A questa prima fase di prudenza, ne è succeduta un’altra che ha coinciso prima con la delimitazioni delle zone rosse in Lombardia e in Veneto e poi con la chiusura delle scuole e delle università in tutta Italia. In questo caso il governo, criticato in un primo momento per essere stato troppo cauto, è stato stigmatizzato per il suo allarmismo.
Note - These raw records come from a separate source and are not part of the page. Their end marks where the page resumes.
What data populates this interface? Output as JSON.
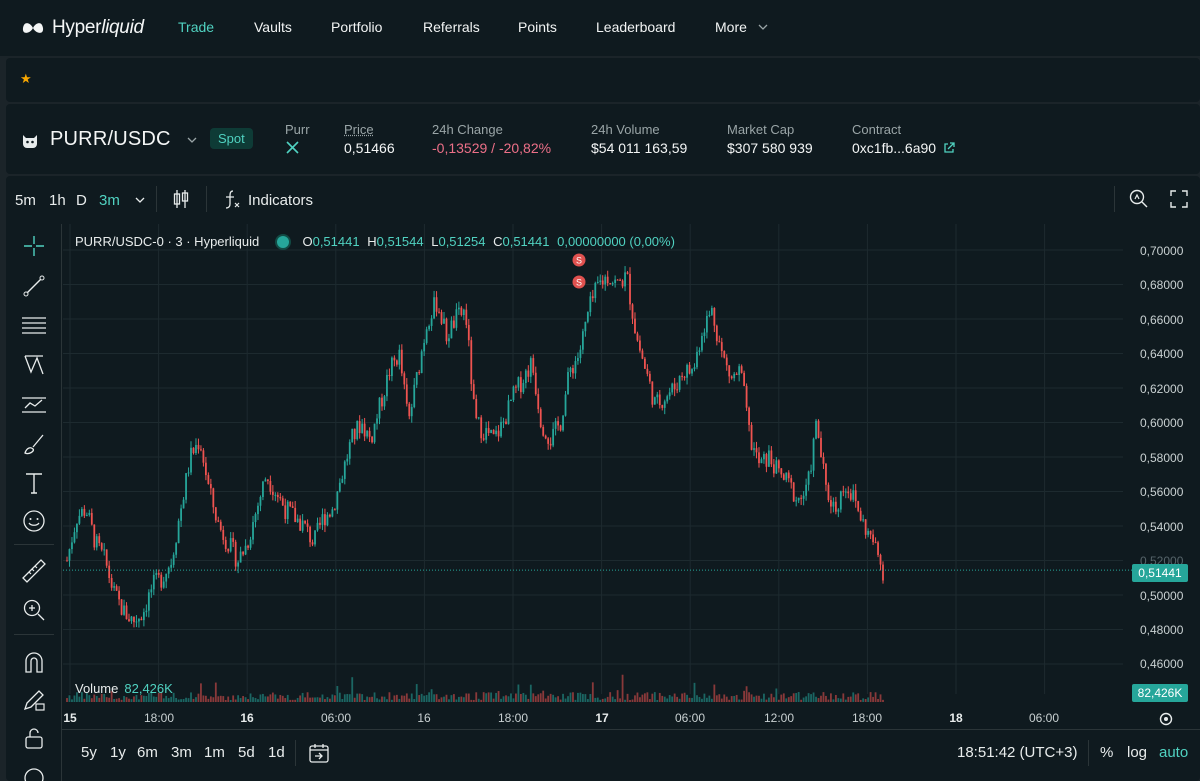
{
  "nav": {
    "brand_a": "Hyper",
    "brand_b": "liquid",
    "items": [
      "Trade",
      "Vaults",
      "Portfolio",
      "Referrals",
      "Points",
      "Leaderboard",
      "More"
    ]
  },
  "market": {
    "pair": "PURR/USDC",
    "badge": "Spot",
    "token_label": "Purr",
    "price_label": "Price",
    "price": "0,51466",
    "change_label": "24h Change",
    "change": "-0,13529 / -20,82%",
    "volume_label": "24h Volume",
    "volume": "$54 011 163,59",
    "mcap_label": "Market Cap",
    "mcap": "$307 580 939",
    "contract_label": "Contract",
    "contract": "0xc1fb...6a90"
  },
  "toolbar": {
    "intervals": [
      "5m",
      "1h",
      "D",
      "3m"
    ],
    "indicators": "Indicators"
  },
  "legend": {
    "symbol": "PURR/USDC-0 · 3 · Hyperliquid",
    "o_label": "O",
    "o": "0,51441",
    "h_label": "H",
    "h": "0,51544",
    "l_label": "L",
    "l": "0,51254",
    "c_label": "C",
    "c": "0,51441",
    "chg": "0,00000000 (0,00%)"
  },
  "volume": {
    "label": "Volume",
    "value": "82,426K"
  },
  "last_price_tag": "0,51441",
  "volume_tag": "82,426K",
  "bottom": {
    "ranges": [
      "5y",
      "1y",
      "6m",
      "3m",
      "1m",
      "5d",
      "1d"
    ],
    "clock": "18:51:42 (UTC+3)",
    "pct": "%",
    "log": "log",
    "auto": "auto"
  },
  "colors": {
    "up": "#26a69a",
    "down": "#ef5350",
    "accent": "#50d2c1"
  },
  "chart_data": {
    "type": "candlestick",
    "y_ticks": [
      "0,70000",
      "0,68000",
      "0,66000",
      "0,64000",
      "0,62000",
      "0,60000",
      "0,58000",
      "0,56000",
      "0,54000",
      "0,52000",
      "0,50000",
      "0,48000",
      "0,46000"
    ],
    "x_ticks": [
      "15",
      "18:00",
      "16",
      "06:00",
      "16",
      "18:00",
      "17",
      "06:00",
      "12:00",
      "18:00",
      "18",
      "06:00"
    ],
    "ylim": [
      0.46,
      0.7
    ],
    "close_path": [
      0.52,
      0.545,
      0.55,
      0.53,
      0.52,
      0.5,
      0.49,
      0.485,
      0.49,
      0.505,
      0.51,
      0.52,
      0.55,
      0.58,
      0.59,
      0.56,
      0.54,
      0.53,
      0.52,
      0.53,
      0.55,
      0.57,
      0.56,
      0.55,
      0.545,
      0.54,
      0.53,
      0.545,
      0.55,
      0.57,
      0.59,
      0.6,
      0.59,
      0.61,
      0.63,
      0.64,
      0.6,
      0.63,
      0.66,
      0.67,
      0.65,
      0.66,
      0.665,
      0.6,
      0.595,
      0.59,
      0.6,
      0.615,
      0.625,
      0.635,
      0.6,
      0.59,
      0.6,
      0.63,
      0.64,
      0.665,
      0.68,
      0.685,
      0.68,
      0.685,
      0.65,
      0.63,
      0.61,
      0.615,
      0.62,
      0.63,
      0.63,
      0.655,
      0.665,
      0.64,
      0.625,
      0.63,
      0.59,
      0.575,
      0.58,
      0.57,
      0.565,
      0.555,
      0.56,
      0.6,
      0.56,
      0.55,
      0.565,
      0.555,
      0.54,
      0.53,
      0.514
    ]
  }
}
Di seguito è arrivata la fase numero tre, quella attuale che estende enormemente l’«area 1», coincidente con buona parte del Nord Italia, l’«area 2», coinvolgendo l’intera Penisola.

I rischi che sono all’orizzonte riguardano soprattutto la tenuta del sistema sanitario nazionale, ora sostenuto nella durissima prova dal valore dei suoi operatori, e poi le conseguenze economiche che si preannunciano gravi. Il governo deve dunque muoversi lungo questo vastissima fronte e deve farlo con tempestività, dimostrando di essere all’altezza. Giuseppe Conte, come gli è capitato di fare anche in passato, si è assunto in prima persona la responsabilità politica della gestione della crisi. Essendo il presidente del Consiglio, è giusto che egli risponda dell’operato dell’intero Esecutivo, ma è sicuramente apprezzabile che lo affermi apertamente, mettendoci la faccia come usa dire oggi, senza nascondersi dietro i compiti altrui. Il coinvolgimento delle opposizioni, da parte di Palazzo Chigi, è voluto e cercato: da loro Conte e i suoi ministri si aspettano proposte concrete che peraltro sono arrivate. Le polemiche in tutti questi giorni si sono via via attenuate tanto da dare l’impressione di una sorta di sospensione della dialettica politica.
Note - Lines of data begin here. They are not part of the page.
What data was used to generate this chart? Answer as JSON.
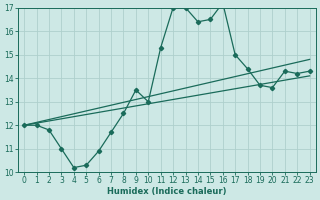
{
  "xlabel": "Humidex (Indice chaleur)",
  "bg_color": "#cde8e5",
  "line_color": "#1a6b5a",
  "grid_color": "#aed0cc",
  "xlim": [
    -0.5,
    23.5
  ],
  "ylim": [
    10,
    17
  ],
  "yticks": [
    10,
    11,
    12,
    13,
    14,
    15,
    16,
    17
  ],
  "xticks": [
    0,
    1,
    2,
    3,
    4,
    5,
    6,
    7,
    8,
    9,
    10,
    11,
    12,
    13,
    14,
    15,
    16,
    17,
    18,
    19,
    20,
    21,
    22,
    23
  ],
  "line1_x": [
    0,
    1,
    2,
    3,
    4,
    5,
    6,
    7,
    8,
    9,
    10,
    11,
    12,
    13,
    14,
    15,
    16,
    17,
    18,
    19,
    20,
    21,
    22,
    23
  ],
  "line1_y": [
    12.0,
    12.0,
    11.8,
    11.0,
    10.2,
    10.3,
    10.9,
    11.7,
    12.5,
    13.5,
    13.0,
    15.3,
    17.0,
    17.0,
    16.4,
    16.5,
    17.2,
    15.0,
    14.4,
    13.7,
    13.6,
    14.3,
    14.2,
    14.3
  ],
  "line2_x": [
    0,
    23
  ],
  "line2_y": [
    12.0,
    14.8
  ],
  "line3_x": [
    0,
    23
  ],
  "line3_y": [
    12.0,
    14.1
  ]
}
In una situazione difficilissima Conte riceve anche qualche apprezzamento non di poco conto, come quello dell’Organizzazione Mondiale della Sanità che si congratula soprattutto per le ultime misure adottate, quelle più severe. C’è però un vero problema nell’azione del governo che dovrà in fretta essere risolto: la strategia comunicativa non è all’altezza delle necessità. Quando Mattarella, nel suo videomessaggio, auspicava decisioni «univoche» nel governo si riferiva certamente alla confusione creatasi con la decisione di chiusura delle scuole – anticipata da un ministro, smentita da un’altra ministra, confermata solo dopo ore di notizie contraddittorie.

Purtroppo due notti fa la scena si è ripetuta con la fuga di notizie sull’ultimo decreto il cui contenuto è stato diffuso quando era ancora in bozze e dunque suscettibile di cambiamento. Il rimpallo delle responsabilità – chi ha diffuso il testo provvisorio? Hanno fatto bene i giornali a diffonderlo? – non diminuisce il panico che la notizia così mal comunicata ha improvvisamente creato nell’opinione pubblica: le immagini della gente che nella notte va a prendere di corsa l’ultimo treno in partenza da Milano verso il Centro-Sud, sono più che eloquenti. In una società in cui la comunicazione è addirittura più importante dell’azione, il governo non può trovarsi in difficoltà proprio su questo fronte. Ma sembra che ormai anche il Presidente del Consiglio ne sia consapevole.